Each individual component of this movie is well done, from Garth Jennings‘ direction, to the astoundingly creative set design (all the good guys sport spherical décor, the bad guys, cubical) and creature visualizations (the Vogons are magnificently vile prosthetic puppets), to the performances (from creatures and humans alike), to the creation of the on-screen Hitchhiker’s Guide entries, to the artful compressing of Adams’ sprawling opus into a 109 minute movie. Yet somehow, the end result of all these superior elements comes out as flollopy as a mattress from the swamps of Squornshellous Zeta.
Eternally-vexed Arthur Dent (Martin Freeman of Ricky Gervais’ THE OFFICE) is hitch-hiked off Earth by Ford Prefect (Mos Def) just before it is vaporized by Vogons to make way for a hyperspace freeway. So begins Arthur’s trek through the galaxy in the company of opportunist Ford, intergalactic rogue and President of the Galaxy, Zaphod Beeblebrox (Sam Rockwell) and flighty Earth girl, Trillian (Zooey Deschanel), attended by “paranoid android,” Marvin (voiced by Alan Rickman).
Approaching a movie with this level of cult status is slippery from the outset. The screenplay issues from the demented pen of Adams himself, so cultists have little to complain about, though whether his second draft should have been the FINAL one – his death getting in the way – is definitely a matter for contention. Objectively, this enterprise is miles above the British television series – for production value, better acting and snappier writing – but fails in conveying a sense of empathy, because we do not get to live with these characters through weekly adventures.

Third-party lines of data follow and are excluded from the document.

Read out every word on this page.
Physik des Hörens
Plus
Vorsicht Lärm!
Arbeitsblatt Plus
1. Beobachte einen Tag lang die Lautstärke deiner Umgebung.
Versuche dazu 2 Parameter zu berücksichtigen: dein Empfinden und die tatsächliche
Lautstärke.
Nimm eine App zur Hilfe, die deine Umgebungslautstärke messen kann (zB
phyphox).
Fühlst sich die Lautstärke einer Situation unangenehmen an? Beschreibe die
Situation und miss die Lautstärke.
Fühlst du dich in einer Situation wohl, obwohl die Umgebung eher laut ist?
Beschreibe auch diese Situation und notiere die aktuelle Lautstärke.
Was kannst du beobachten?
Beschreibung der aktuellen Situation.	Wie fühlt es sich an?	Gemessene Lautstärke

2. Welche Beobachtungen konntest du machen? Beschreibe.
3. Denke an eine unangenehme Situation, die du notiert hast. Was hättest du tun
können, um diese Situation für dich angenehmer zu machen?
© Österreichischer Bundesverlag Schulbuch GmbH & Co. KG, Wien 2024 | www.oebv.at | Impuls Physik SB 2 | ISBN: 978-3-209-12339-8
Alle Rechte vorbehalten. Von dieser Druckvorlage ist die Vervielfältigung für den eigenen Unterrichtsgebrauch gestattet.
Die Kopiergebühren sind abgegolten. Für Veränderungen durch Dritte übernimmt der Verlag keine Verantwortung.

The actual Guide is smartly purveyed as a computer – even in our modern day, we call laptops “notebooks” – and there are seemingly endless elements of Adams’ book incorporated into the Guide and the movie itself. The more obsessive you are, the deeper into the movie you’ll fall.

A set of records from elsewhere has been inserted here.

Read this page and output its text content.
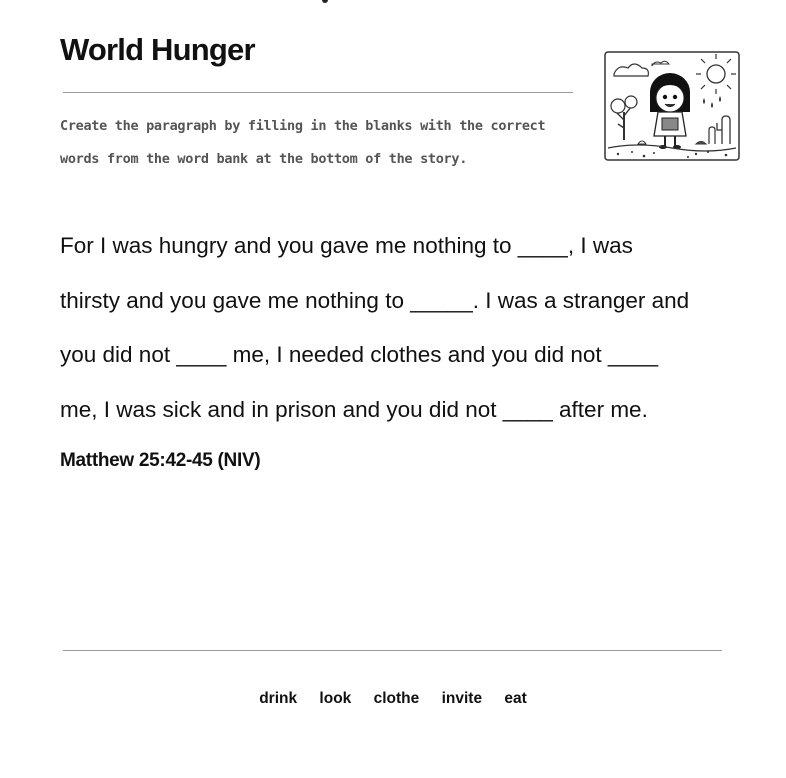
World Hunger
Create the paragraph by filling in the blanks with the correct
words from the word bank at the bottom of the story.
For I was hungry and you gave me nothing to ____, I was
thirsty and you gave me nothing to _____. I was a stranger and
you did not ____ me, I needed clothes and you did not ____
me, I was sick and in prison and you did not ____ after me.
Matthew 25:42-45 (NIV)
drink look clothe invite eat
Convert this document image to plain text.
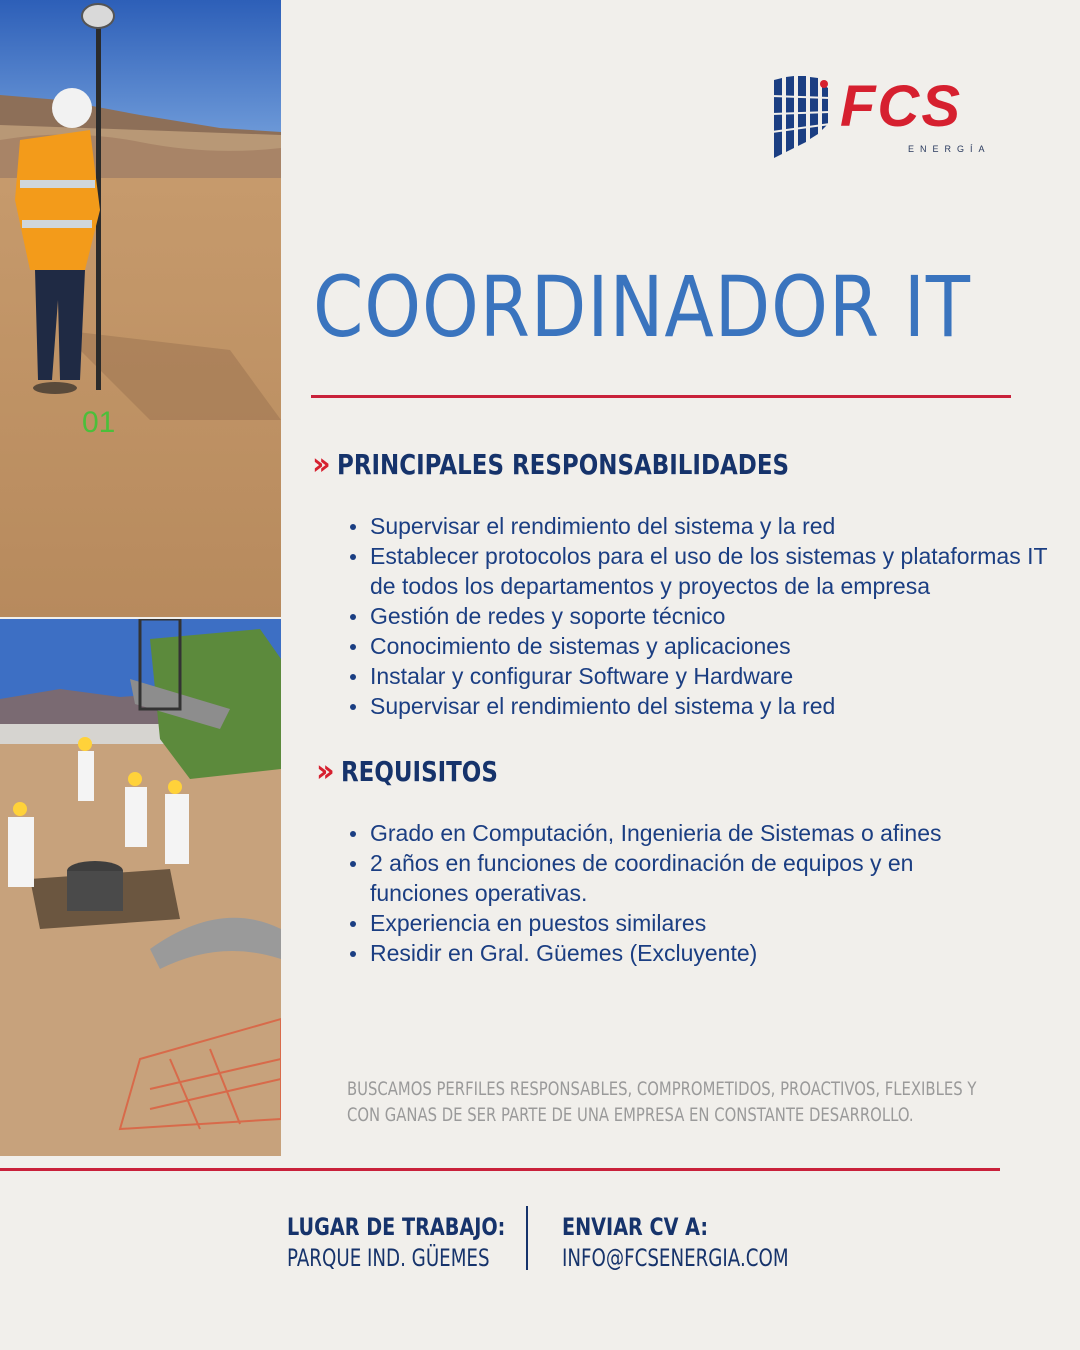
01
FCS
ENERGÍA
COORDINADOR IT
›› PRINCIPALES RESPONSABILIDADES
Supervisar el rendimiento del sistema y la red
Establecer protocolos para el uso de los sistemas y plataformas IT de todos los departamentos y proyectos de la empresa
Gestión de redes y soporte técnico
Conocimiento de sistemas y aplicaciones
Instalar y configurar Software y Hardware
Supervisar el rendimiento del sistema y la red
›› REQUISITOS
Grado en Computación, Ingenieria de Sistemas o afines
2 años en funciones de coordinación de equipos y en funciones operativas.
Experiencia en puestos similares
Residir en Gral. Güemes (Excluyente)
BUSCAMOS PERFILES RESPONSABLES, COMPROMETIDOS, PROACTIVOS, FLEXIBLES Y CON GANAS DE SER PARTE DE UNA EMPRESA EN CONSTANTE DESARROLLO.
LUGAR DE TRABAJO:
PARQUE IND. GÜEMES
ENVIAR CV A:
INFO@FCSENERGIA.COM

At film’s end, when the Improbability Drive turns the spaceship into various objects – as our intrepid adventurers seek the Restaurant at the End of the Universe – Adams’ face is the last image we see as the space cyclorama fades to black. We can only hope he would have been proud of the effort.
And the question remains: With the movie failing to break box-office enough to warrant funding for a big-budget followup, how many inferior sequels will be churned out to court the cultist fanboy dollar?
The answer may be as unimportant as Slartibartfast’s name.
Then again, the answer may just be 42.